6. The method for coordinated control of corn and wheat water and fertilizer equipment based on an Internet of Things operating system according to claim 3, characterized in that, The confirmation that the residual state of the fertilizer solution meets the safety conditions means that the Internet of Things operating system makes a joint judgment based on the fertilizer solution concentration feedback and the water supply output status. When the fertilizer solution concentration is continuously within the preset safety range and the water supply output flow rate is within the preset fluctuation range and is maintained for a preset duration, the residual state of the fertilizer solution is determined to meet the safety conditions.
7. The method for coordinated control of corn and wheat water and fertilizer equipment based on an Internet of Things operating system according to claim 3, characterized in that, When the safety transfer subtask fails to confirm that the residual state of the fertilizer solution meets the safety conditions within the preset confirmation time, the IoT operating system will switch the currently executing water and fertilizer control task to the protection state. In the protection state, high-priority water and fertilizer control tasks are prohibited from calling the same water and fertilizer equipment, and an abnormal handling signal corresponding to the water and fertilizer equipment will be output.
8. The method for coordinated control of corn and wheat water and fertilizer equipment based on an Internet of Things operating system according to claim 4, characterized in that, Before generating the differential control task, the IoT operating system performs a consistency check between the stage breakpoint and the current water and fertilizer operation conditions.
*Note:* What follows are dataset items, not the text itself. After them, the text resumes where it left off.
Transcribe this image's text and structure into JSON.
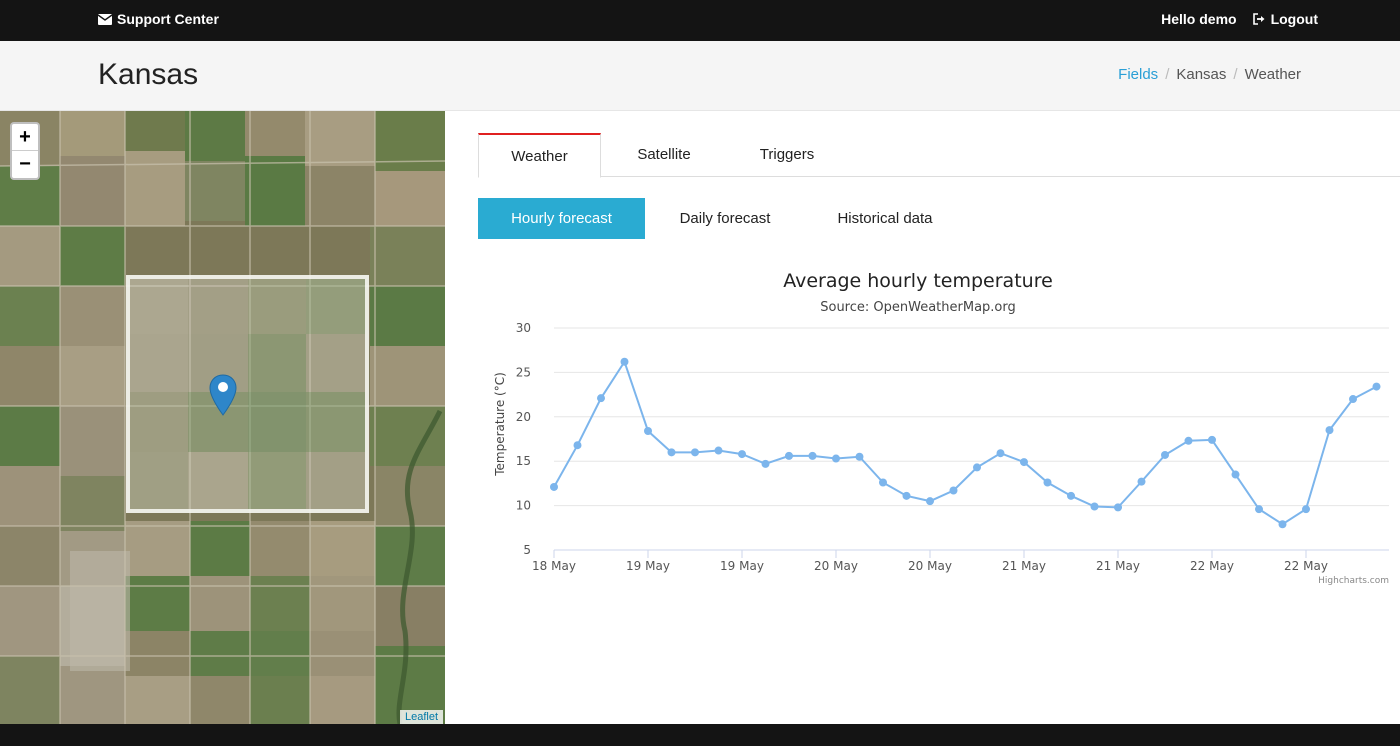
{
  "navbar": {
    "brand": "Support Center",
    "greeting": "Hello demo",
    "logout": "Logout"
  },
  "header": {
    "title": "Kansas",
    "breadcrumb": [
      "Fields",
      "Kansas",
      "Weather"
    ]
  },
  "map": {
    "zoom_in": "+",
    "zoom_out": "−",
    "attribution": "Leaflet"
  },
  "tabs": [
    "Weather",
    "Satellite",
    "Triggers"
  ],
  "subtabs": [
    "Hourly forecast",
    "Daily forecast",
    "Historical data"
  ],
  "colors": {
    "accent": "#2aabd2",
    "series": "#7cb5ec",
    "tab_active_top": "#e02020",
    "navbar": "#141414"
  },
  "chart_data": {
    "type": "line",
    "title": "Average hourly temperature",
    "subtitle": "Source: OpenWeatherMap.org",
    "ylabel": "Temperature (°C)",
    "ylim": [
      5,
      30
    ],
    "yticks": [
      5,
      10,
      15,
      20,
      25,
      30
    ],
    "xtick_labels": [
      "18 May",
      "19 May",
      "19 May",
      "20 May",
      "20 May",
      "21 May",
      "21 May",
      "22 May",
      "22 May"
    ],
    "credits": "Highcharts.com",
    "grid": true,
    "series": [
      {
        "values": [
          12.1,
          16.8,
          22.1,
          26.2,
          18.4,
          16.0,
          16.0,
          16.2,
          15.8,
          14.7,
          15.6,
          15.6,
          15.3,
          15.5,
          12.6,
          11.1,
          10.5,
          11.7,
          14.3,
          15.9,
          14.9,
          12.6,
          11.1,
          9.9,
          9.8,
          12.7,
          15.7,
          17.3,
          17.4,
          13.5,
          9.6,
          7.9,
          9.6,
          18.5,
          22.0,
          23.4
        ]
      }
    ]
  }
}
When the execution stage corresponding to the breakpoint does not meet the execution stage constraints corresponding to the current water and fertilizer operation conditions, the IoT operating system prohibits the direct resumption of the suspended water and fertilizer control task and redetermines the execution stage of the differential control task.
9. The method for coordinated control of corn and wheat water and fertilizer equipment based on an Internet of Things operating system according to claim 4, characterized in that, The IoT operating system determines the remaining water supply and fertilizer amount for the suspended water and fertilizer control task based on the completed water supply and fertilizer application status, and corrects the remaining water supply and fertilizer amount according to the current water and fertilizer operation conditions to generate differential control parameters for continuing to execute the suspended water and fertilizer control task.
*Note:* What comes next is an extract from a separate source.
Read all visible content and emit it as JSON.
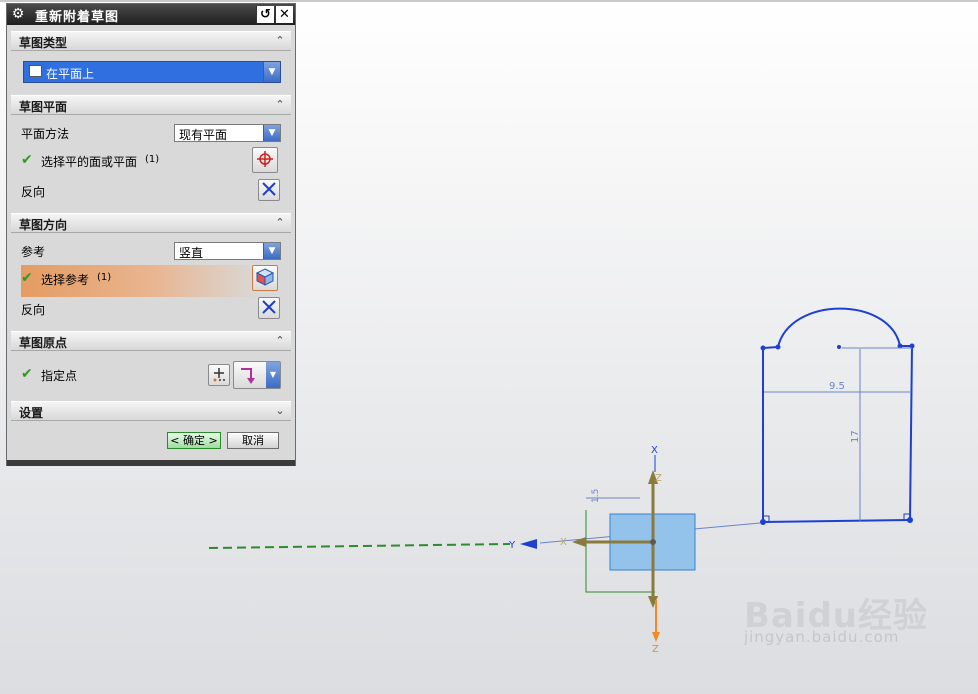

10. The method for coordinated control of corn and wheat water and fertilizer equipment based on an Internet of Things operating system according to claim 8, characterized in that, When the consistency check fails, the IoT operating system generates a transitional continuation control task. The transitional continuation control task is used to switch the suspended water and fertilizer control task from the execution state corresponding to the stage breakpoint to the execution state that meets the execution stage constraints corresponding to the current water and fertilizer operation conditions before redetermining the execution stage of the differential continuation control task. After the transitional continuation control task is completed, the differential continuation control task is allowed to be executed.